Republicans and Democrats on Congress' deficit-reduction supercommittee have resumed face-to-face meetings after more than a week of backbiting and stalemate.
But the 12-member panel is still limping toward a Thanksgiving deadline with no tangible evidence of a potential breakthrough on a debt plan, even after a handful of panel members met Thursday evening in hopes of salvaging the talks as time runs out.
Among those meeting was a core group of lawmakers, including Sens. John Kerry, D-Mass., Max Baucus, D-Mont., Rob Portman, R-Ohio, and Rep. Chris Van Hollen, D-Md.
The special deficit panel was established under this summer's budget and debt pact between President Barack Obama and House Speaker John Boehner, R-Ohio. It was given unusual powers in hopes of producing at least $1.2 trillion in deficit cuts over the coming decade for guaranteed votes in both House and Senate.
Familiar battles over tax increases and cuts to benefit programs continue to hang up the panel, with neither side optimistic about a deal.
"They've never really put paper on the table," Boehner said of Democrats. "It's very frustrating."
Sen. Patty Murray, D-Wash., a committee co-chair, countered.
"I believe that we have opened a door to negotiations in these last final hours that if they (Republicans) can come to an agreement on their side on revenue ... we'll be able to move forward," she told reporters.
Barring a compromise to reduce deficits by at least $1.2 trillion over a decade, automatic spending cuts of that amount are to begin taking effect in 2013. Lawmakers in both parties, especially defense hawks, say they want to avoid that.
Sen. Pat Toomey, a Pennsylvania Republican and panel member, said Friday that "we're interacting in a variety of ways to see if we can get something we can pull together. ... I think it's still possible. It's not going to be easy."
Washington's lobbying community buzzed Thursday with rumors of a new Democratic offer that would appear to meet the panel's $1.2 trillion target after borrowing costs. But top officials denied that the offer, featuring $350 billion in tax increases over the coming decade and smaller cuts to benefits programs than earlier Democratic plans, had been proposed officially.
Meanwhile, Boehner warned that he won't permit savings from winding down the wars in Iraq and Afghanistan to pay for President Barack Obama's jobs spending agenda.
Democrats on the deficit panel proposed last week using war savings to pay for a $300 billion jobs program along the lines Obama wants, plus take steps to protect the upper middle class from the alternative minimum tax and extend financing for doctors who treat Medicare patients.
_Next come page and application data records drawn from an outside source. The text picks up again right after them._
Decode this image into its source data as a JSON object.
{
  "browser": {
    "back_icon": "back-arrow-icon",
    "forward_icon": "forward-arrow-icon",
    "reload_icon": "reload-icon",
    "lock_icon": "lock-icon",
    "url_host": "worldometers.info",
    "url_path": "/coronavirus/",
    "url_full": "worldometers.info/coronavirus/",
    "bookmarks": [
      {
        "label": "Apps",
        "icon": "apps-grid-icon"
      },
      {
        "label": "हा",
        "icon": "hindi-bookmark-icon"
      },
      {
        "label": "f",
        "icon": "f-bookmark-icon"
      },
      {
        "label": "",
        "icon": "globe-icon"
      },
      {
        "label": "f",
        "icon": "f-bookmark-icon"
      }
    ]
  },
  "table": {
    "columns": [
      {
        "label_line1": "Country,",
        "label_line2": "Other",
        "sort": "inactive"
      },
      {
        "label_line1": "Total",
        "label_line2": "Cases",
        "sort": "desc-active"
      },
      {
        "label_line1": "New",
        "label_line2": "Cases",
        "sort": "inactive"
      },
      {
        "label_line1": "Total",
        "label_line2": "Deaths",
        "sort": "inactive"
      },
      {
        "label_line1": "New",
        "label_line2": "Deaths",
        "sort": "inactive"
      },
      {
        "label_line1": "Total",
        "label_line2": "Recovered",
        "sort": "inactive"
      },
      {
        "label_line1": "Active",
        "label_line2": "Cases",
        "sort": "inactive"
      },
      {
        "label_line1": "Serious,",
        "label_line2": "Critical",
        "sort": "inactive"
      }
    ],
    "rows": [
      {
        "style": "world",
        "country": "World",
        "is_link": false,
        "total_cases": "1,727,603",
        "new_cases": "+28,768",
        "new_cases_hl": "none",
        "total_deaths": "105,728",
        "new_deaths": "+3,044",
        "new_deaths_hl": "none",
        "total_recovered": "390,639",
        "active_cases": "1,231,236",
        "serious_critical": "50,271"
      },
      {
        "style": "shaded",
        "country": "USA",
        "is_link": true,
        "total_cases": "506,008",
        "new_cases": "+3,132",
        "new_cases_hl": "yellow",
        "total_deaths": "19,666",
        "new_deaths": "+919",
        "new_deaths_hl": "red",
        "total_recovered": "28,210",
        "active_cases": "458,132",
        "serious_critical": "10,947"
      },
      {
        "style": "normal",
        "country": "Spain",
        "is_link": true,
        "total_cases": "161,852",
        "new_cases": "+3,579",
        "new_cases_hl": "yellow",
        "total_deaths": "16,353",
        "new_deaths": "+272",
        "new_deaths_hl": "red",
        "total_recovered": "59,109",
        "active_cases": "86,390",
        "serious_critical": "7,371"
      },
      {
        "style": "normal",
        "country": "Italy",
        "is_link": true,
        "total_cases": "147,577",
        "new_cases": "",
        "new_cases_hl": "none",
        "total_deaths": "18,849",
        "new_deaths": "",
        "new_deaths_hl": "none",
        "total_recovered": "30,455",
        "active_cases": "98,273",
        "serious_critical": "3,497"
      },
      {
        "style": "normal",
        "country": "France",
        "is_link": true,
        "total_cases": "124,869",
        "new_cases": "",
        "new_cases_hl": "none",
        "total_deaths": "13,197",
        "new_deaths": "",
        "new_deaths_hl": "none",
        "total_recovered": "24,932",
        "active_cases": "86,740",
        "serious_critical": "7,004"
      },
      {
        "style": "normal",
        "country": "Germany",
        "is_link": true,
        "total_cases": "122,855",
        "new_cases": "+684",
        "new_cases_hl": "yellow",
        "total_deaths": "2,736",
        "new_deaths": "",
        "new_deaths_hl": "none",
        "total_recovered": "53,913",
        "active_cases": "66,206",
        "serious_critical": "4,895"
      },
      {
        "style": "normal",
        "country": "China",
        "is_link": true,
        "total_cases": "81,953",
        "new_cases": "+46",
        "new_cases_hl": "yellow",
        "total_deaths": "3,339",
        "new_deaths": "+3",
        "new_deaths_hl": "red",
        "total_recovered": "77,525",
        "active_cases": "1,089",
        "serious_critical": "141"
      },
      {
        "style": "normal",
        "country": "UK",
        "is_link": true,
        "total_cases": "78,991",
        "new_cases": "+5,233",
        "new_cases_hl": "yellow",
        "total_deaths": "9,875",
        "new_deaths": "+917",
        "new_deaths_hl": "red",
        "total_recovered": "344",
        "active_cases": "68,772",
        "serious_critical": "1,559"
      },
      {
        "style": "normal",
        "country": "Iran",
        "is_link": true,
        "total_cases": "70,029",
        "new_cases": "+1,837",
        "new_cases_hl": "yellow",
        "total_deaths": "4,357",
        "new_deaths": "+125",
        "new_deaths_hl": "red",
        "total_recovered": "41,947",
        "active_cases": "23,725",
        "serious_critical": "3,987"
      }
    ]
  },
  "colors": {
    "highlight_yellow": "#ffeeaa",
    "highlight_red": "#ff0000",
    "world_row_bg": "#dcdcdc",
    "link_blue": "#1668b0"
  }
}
"I've made it pretty clear that those savings that are coming to us as a result of the wind down of the war in Iraq and the war in Afghanistan should be banked, should not be used to offset other spending," Boehner said.
But the Ohio Republican did not address whether war savings could be used to extend expiring tax cuts such as popular business tax breaks or Obama's expensive proposal to renew payroll tax cuts that expire at the end of December.
Neither side appears to want to be the first to walk away from the bargaining table, particularly given the high hopes that committee members and top congressional leaders have expressed about the panel's prospects.
Toomey made his remarks in an interview Friday morning on CNN.